Because the grounds of Collingwood House are occupied by the church and school, it still has flower beds and lawns, much as it did in the Admiral’s day.

And, while the others I have mentioned were of 19th century date, Collingwood House is of the 18th century.

It has that quality of simplicity touched with grandeur that you find in 18th and early 19th century domestic architecture.

It is amazing, too, to have such a house so close to the town centre. When the Collingwoods lived there, it was actually on the edge of town, but still close to the Market Place and the shops.

One of its curiosities is its two front doors. The real front door is the one on the right. This leads into a fine entrance hall with an elegant ceiling (not visible in our photograph) that was revealed only recently when a false ceiling was taken out.
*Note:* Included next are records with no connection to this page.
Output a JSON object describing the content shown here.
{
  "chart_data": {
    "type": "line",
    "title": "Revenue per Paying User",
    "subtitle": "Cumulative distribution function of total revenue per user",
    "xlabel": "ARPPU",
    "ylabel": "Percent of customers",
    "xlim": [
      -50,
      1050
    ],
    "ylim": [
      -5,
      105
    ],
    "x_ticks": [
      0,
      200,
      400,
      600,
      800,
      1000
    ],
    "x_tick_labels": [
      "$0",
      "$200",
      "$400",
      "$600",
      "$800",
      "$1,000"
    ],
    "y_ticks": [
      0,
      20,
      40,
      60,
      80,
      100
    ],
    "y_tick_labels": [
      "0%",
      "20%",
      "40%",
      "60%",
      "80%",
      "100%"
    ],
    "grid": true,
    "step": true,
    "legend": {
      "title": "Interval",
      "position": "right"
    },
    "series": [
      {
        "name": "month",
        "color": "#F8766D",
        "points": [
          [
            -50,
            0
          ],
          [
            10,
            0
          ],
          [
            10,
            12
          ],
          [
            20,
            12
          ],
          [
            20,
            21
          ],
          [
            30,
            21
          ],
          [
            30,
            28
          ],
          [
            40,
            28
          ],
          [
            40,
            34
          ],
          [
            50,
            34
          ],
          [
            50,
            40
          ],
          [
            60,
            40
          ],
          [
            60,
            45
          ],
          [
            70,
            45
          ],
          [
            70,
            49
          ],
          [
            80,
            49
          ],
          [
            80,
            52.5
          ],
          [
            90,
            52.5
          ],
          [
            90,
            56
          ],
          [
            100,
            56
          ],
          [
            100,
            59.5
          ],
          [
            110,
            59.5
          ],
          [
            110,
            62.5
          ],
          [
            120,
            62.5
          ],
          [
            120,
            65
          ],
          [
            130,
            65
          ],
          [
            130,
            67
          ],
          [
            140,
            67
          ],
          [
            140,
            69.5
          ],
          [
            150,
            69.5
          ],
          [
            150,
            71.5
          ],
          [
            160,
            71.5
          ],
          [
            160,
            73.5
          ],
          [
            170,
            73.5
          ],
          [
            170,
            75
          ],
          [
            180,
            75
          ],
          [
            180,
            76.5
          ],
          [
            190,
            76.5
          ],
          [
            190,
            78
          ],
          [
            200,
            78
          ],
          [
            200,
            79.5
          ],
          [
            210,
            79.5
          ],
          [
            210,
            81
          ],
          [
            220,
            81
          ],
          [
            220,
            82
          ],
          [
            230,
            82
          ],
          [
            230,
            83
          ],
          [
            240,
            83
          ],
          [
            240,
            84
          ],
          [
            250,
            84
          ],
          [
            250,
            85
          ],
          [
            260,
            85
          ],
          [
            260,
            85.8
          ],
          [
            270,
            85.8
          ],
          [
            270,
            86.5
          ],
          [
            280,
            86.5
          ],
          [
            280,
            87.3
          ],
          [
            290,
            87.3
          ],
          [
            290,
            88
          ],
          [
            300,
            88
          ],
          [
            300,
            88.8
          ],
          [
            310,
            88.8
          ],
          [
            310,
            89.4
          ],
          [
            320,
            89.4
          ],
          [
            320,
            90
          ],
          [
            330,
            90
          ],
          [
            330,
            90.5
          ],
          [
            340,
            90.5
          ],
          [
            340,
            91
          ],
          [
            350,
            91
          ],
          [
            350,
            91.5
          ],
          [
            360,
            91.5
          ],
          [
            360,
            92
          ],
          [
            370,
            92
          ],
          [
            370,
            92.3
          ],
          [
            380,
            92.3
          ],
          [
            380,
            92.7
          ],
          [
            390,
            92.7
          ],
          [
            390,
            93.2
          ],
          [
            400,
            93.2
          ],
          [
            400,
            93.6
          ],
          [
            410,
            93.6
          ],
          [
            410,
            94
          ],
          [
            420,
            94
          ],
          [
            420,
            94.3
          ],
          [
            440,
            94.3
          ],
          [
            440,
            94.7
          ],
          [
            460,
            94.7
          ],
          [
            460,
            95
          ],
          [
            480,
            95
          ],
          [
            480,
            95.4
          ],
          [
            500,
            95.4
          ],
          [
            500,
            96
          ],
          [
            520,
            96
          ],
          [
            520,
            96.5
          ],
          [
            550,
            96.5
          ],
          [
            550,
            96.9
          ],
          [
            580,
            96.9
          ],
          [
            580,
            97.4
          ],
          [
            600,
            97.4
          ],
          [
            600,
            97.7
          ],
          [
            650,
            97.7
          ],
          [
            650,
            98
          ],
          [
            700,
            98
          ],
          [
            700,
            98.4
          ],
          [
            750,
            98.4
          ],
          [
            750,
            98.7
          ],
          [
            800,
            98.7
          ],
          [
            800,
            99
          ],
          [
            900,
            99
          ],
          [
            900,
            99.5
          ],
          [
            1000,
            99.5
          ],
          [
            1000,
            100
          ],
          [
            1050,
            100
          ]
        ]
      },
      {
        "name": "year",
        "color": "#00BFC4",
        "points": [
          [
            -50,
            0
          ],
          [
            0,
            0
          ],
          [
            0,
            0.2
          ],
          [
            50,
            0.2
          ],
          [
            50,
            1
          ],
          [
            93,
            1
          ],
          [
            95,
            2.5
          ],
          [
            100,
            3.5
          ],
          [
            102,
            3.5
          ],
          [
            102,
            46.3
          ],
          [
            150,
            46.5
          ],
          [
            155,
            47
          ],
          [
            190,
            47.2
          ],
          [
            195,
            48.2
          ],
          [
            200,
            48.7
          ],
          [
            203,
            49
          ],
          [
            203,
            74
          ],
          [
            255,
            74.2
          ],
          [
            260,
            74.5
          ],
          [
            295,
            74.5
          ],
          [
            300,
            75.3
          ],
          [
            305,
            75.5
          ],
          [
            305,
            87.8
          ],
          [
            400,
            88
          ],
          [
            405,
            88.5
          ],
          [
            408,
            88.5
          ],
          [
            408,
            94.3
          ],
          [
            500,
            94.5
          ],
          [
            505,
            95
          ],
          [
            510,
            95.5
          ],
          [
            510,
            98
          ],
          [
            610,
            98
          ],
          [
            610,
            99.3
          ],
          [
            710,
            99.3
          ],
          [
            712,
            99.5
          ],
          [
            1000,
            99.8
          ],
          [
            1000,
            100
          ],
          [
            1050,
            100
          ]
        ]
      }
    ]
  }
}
In a paper on Lord Collingwood, read before the Literary and Philosophical Society in 1888, John Clayton displayed a photograph of the house looking much as it does today. The caption says: “the middle door has been inserted since his time.”

If so, it means that the principal entrance to the house as built, was the door on the left. I find this incredible. Yet, looking carefully at photographs of the facade, I can find no sign of disturbed brickwork. So it seems that one (or both) of the existing doors must be original.

This is really a job for an expert in the archaeology of old buildings. But for what it’s worth, my interpretation is that the left-hand door is a side or tradesmen’s entrance.

This would be necessary because a cottage stood where the drive is now. You can see its outline on the gable end of the house.

Collingwood House falls well short of the 18th century ideal of symmetry. It looks very much like a five-bay house, extended westward. The position of the main entrance suggests this. And if you look at the upper floor, the windows are nicely spaced until the last on the left, which is squashed up.

Captain Collingwood, as he then was, came home on leave in April 1791. On June 16 he married Sarah, daughter of John Erasmus Blackett, a rich merchant of Newcastle. They moved to the house in Oldgate soon after, where their two daughters were born.

They did not own the property. It was leased, and the lease was up in 1802.

Rather than risk losing the house, Mrs Collingwood bought the freehold. But the seller made it conditional on her buying the two cottages across the road as well, making it a much more costly business.

Cost apart, this was what Collingwood wanted. He loved the house, the grounds and the surrounding area, and had plans to improve all three, including demolishing the cottages opposite to make a separate pleasure ground, and giving them a clear view to the river and the steeply rising banks on the other side.

The Treaty of Amiens meant that he was able to come home in March 1802, just as his wife’s negotiations were being completed.

He was at home for a year, during which time he was made a rear admiral. It was his last ever home leave.

We can no longer be certain of the exact boundaries of Collingwood’s property, but he evidently owned all of the land behind his own house, and behind what are now the Hunter Homes and Collingwood Terrace as well.

He may also have bought the field on the east side of the house to stop it being put to a disagreeable use.

Wood’s map of 1826 shows his garden full of trees, but it would have had a vegetable garden, orchard and drying ground as well. And, of course, his quarter-deck.

This was a walk laid out for him by his gardener, Old Scott. It ran close to the bank of the river. As is the case now, the ground was held up by a retaining wall.

A photograph taken in 1936 shows it about a yard wide, running just behind the retaining wall. At the far end, built out into the river, was his poop-deck — a small shelter known as a gazebo.

Although hidden by a luxuriant growth of herbage, the stone foundation still exists.

In Collingwood House are two views of the gazebo, which we reproduce here.

Acknowledgement: My thanks to Fr Peter Stott for permission to take and publish photographs of the interior of Collingwood House, and of the paintings preserved there.